A crise europeia não está no setor público, mas no entupimento das veias do sistema financeiro. E aí fica fácil colocar a culpa no “estado social europeu”.
A Europa está afundando, admitem até autoridades que, por dever de ofício, precisam ser otimistas.
Seleciono uma delas, Luis de Guindos, ministro espanhol de Economia, para quem “o futuro do euro se joga nas próximas semanas na Itália e na Espanha”. Note, leitor, que o ministro não cita a Grécia, o suposto bandido do filme europeu. Cita duas grandes economias.
De Guindos acha que a única maneira de evitar o colapso do euro seria uma “união bancária”, que permitiria injetar dinheiro (público, é claro) diretamente nas veias do sistema financeiro, entupidas por ativos tóxicos.
Tradução livre: o problema, ao contrário do que diz a narrativa convencional, não são os Estados gastadores, mas o setor privado, em especial o sistema financeiro, que simplesmente não cumpre sua função primordial, a de engraxar as engrenagens da economia com crédito.
Pulo para Andrew Moravcsik, diretor do programa sobre a União Europeia da Universidade de Princeton: “Embora a alguns países do sul da Europa, como a muitas democracias ocidentais, possa fazer bem cortar os deficits do governo, gastos extravagantes e descuidados não foram a principal causa da crise. Os países da eurozona tiveram políticas fiscais relativamente prudentes; muitos tinham deficits inferiores aos do Japão, EUA e Reino Unido”.
(A Espanha, por exemplo, teve superavit fiscal entre 2005 e 2007).
Volto a Moravcsik: “Muito mais importante para causar a crise foi a miopia e a relaxada regulação do setor privado, o que alimentou políticas bancárias imprudentes na Irlanda, insuficiente competição em mercados italianos, e um ‘boom’ imobiliário que deu errado na Espanha”.
Fecha com a afirmação de que “não há razão para jogar a culpa na falência do modelo social do continente”.
Explico: a narrativa convencional diz que o formidável Estado de bem-estar social que a Europa construiu -para o meu gosto, o menos ruim dos modelos concebidos até agora- não pode mais ser financiado.

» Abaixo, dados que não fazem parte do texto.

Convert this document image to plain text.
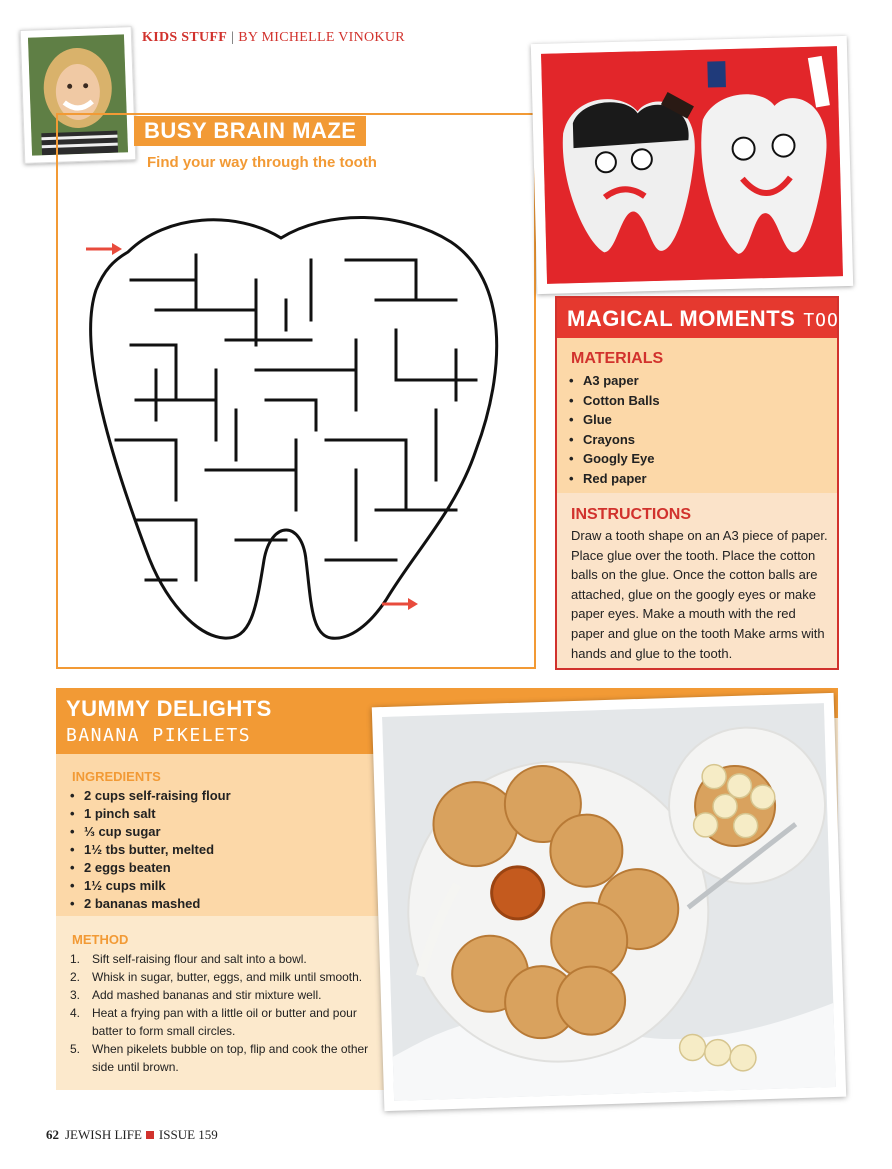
KIDS STUFF | BY MICHELLE VINOKUR
BUSY BRAIN MAZE
Find your way through the tooth
MAGICAL MOMENTS TOOTH
MATERIALS
• A3 paper
• Cotton Balls
• Glue
• Crayons
• Googly Eye
• Red paper
INSTRUCTIONS
Draw a tooth shape on an A3 piece of paper. Place glue over the tooth. Place the cotton balls on the glue. Once the cotton balls are attached, glue on the googly eyes or make paper eyes. Make a mouth with the red paper and glue on the tooth Make arms with hands and glue to the tooth.
YUMMY DELIGHTS
BANANA PIKELETS
INGREDIENTS
• 2 cups self-raising flour
• 1 pinch salt
• ⅓ cup sugar
• 1½ tbs butter, melted
• 2 eggs beaten
• 1½ cups milk
• 2 bananas mashed
METHOD
1. Sift self-raising flour and salt into a bowl.
2. Whisk in sugar, butter, eggs, and milk until smooth.
3. Add mashed bananas and stir mixture well.
4. Heat a frying pan with a little oil or butter and pour batter to form small circles.
5. When pikelets bubble on top, flip and cook the other side until brown.
62 JEWISH LIFE ISSUE 159
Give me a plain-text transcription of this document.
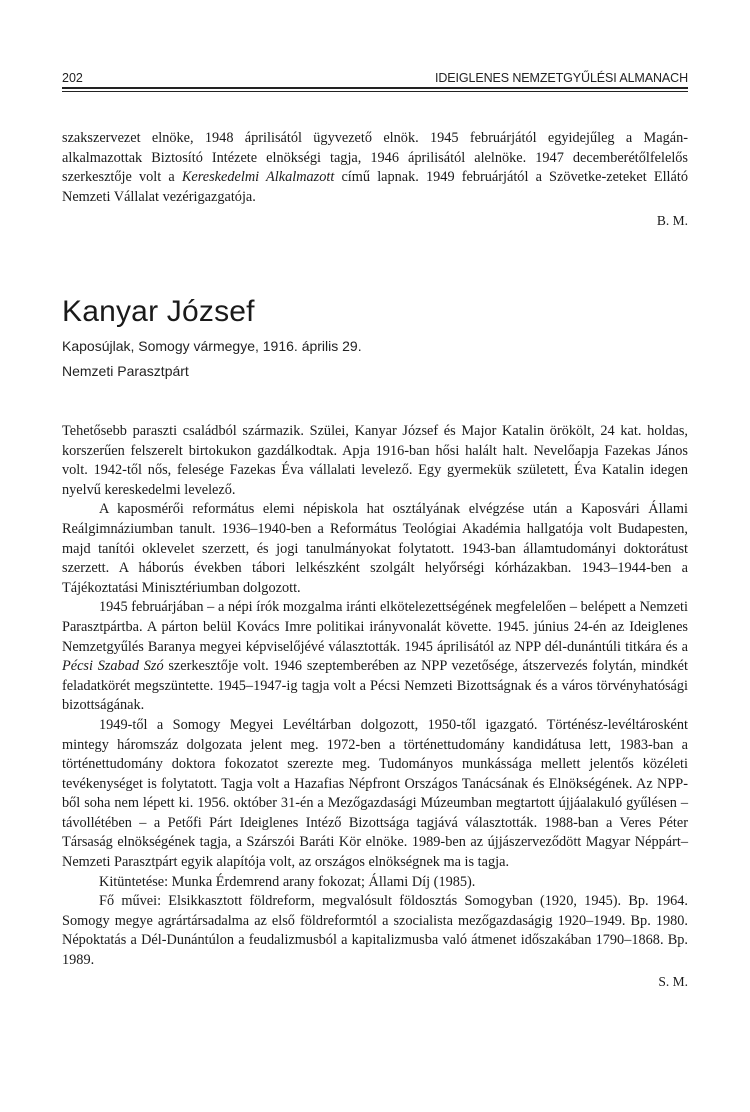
202	IDEIGLENES NEMZETGYŰLÉSI ALMANACH

szakszervezet elnöke, 1948 áprilisától ügyvezető elnök. 1945 februárjától egyidejűleg a Magán-alkalmazottak Biztosító Intézete elnökségi tagja, 1946 áprilisától alelnöke. 1947 decemberétőlfelelős szerkesztője volt a Kereskedelmi Alkalmazott című lapnak. 1949 februárjától a Szövetke-zeteket Ellátó Nemzeti Vállalat vezérigazgatója.

B. M.
Kanyar József
Kaposújlak, Somogy vármegye, 1916. április 29.
Nemzeti Parasztpárt

Tehetősebb paraszti családból származik. Szülei, Kanyar József és Major Katalin örökölt, 24 kat. holdas, korszerűen felszerelt birtokukon gazdálkodtak. Apja 1916-ban hősi halált halt. Nevelőapja Fazekas János volt. 1942-től nős, felesége Fazekas Éva vállalati levelező. Egy gyermekük született, Éva Katalin idegen nyelvű kereskedelmi levelező.

A kaposmérői református elemi népiskola hat osztályának elvégzése után a Kaposvári Állami Reálgimnáziumban tanult. 1936–1940-ben a Református Teológiai Akadémia hallgatója volt Budapesten, majd tanítói oklevelet szerzett, és jogi tanulmányokat folytatott. 1943-ban államtudományi doktorátust szerzett. A háborús években tábori lelkészként szolgált helyőrségi kórházakban. 1943–1944-ben a Tájékoztatási Minisztériumban dolgozott.

1945 februárjában – a népi írók mozgalma iránti elkötelezettségének megfelelően – belépett a Nemzeti Parasztpártba. A párton belül Kovács Imre politikai irányvonalát követte. 1945. június 24-én az Ideiglenes Nemzetgyűlés Baranya megyei képviselőjévé választották. 1945 áprilisától az NPP dél-dunántúli titkára és a Pécsi Szabad Szó szerkesztője volt. 1946 szeptemberében az NPP vezetősége, átszervezés folytán, mindkét feladatkörét megszüntette. 1945–1947-ig tagja volt a Pécsi Nemzeti Bizottságnak és a város törvényhatósági bizottságának.

1949-től a Somogy Megyei Levéltárban dolgozott, 1950-től igazgató. Történész-levéltárosként mintegy háromszáz dolgozata jelent meg. 1972-ben a történettudomány kandidátusa lett, 1983-ban a történettudomány doktora fokozatot szerezte meg. Tudományos munkássága mellett jelentős közéleti tevékenységet is folytatott. Tagja volt a Hazafias Népfront Országos Tanácsának és Elnökségének. Az NPP-ből soha nem lépett ki. 1956. október 31-én a Mezőgazdasági Múzeumban megtartott újjáalakuló gyűlésen – távollétében – a Petőfi Párt Ideiglenes Intéző Bizottsága tagjává választották. 1988-ban a Veres Péter Társaság elnökségének tagja, a Szárszói Baráti Kör elnöke. 1989-ben az újjászerveződött Magyar Néppárt–Nemzeti Parasztpárt egyik alapítója volt, az országos elnökségnek ma is tagja.

Kitüntetése: Munka Érdemrend arany fokozat; Állami Díj (1985).

Fő művei: Elsikkasztott földreform, megvalósult földosztás Somogyban (1920, 1945). Bp. 1964. Somogy megye agrártársadalma az első földreformtól a szocialista mezőgazdaságig 1920–1949. Bp. 1980. Népoktatás a Dél-Dunántúlon a feudalizmusból a kapitalizmusba való átmenet időszakában 1790–1868. Bp. 1989.

S. M.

É só parte da verdade: de fato, há exageros que devem ser corrigidos, mas as políticas que estão sendo praticadas equivalem a jogar fora a criança (o modelo) junto com a água suja do banho (os exageros).
Se o problema é menos do poder público e mais do setor privado, em especial da banca, fica claro que é inútil o cruento ajuste que está sendo imposto. Os Estados, desossados como estão sendo, não conseguirão bancar o saneamento de suas bancas.
O setor de pesquisas do banco suíço UBS calcula que só os bancos espanhóis precisam de uma recapitalização na altura de € 100 bilhões. Até no pequeno Portugal, os bancos vão precisar de mais ajuda, em torno de € 6 bilhões, diz a agência de classificação de risco Fitch.
O pior é que, no ponto a que se chegou, é quase inevitável socializar de novo o prejuízo. Mas um dia alguém terá que impor a socialização do lucro, sob pena de a crise se tornar eterna.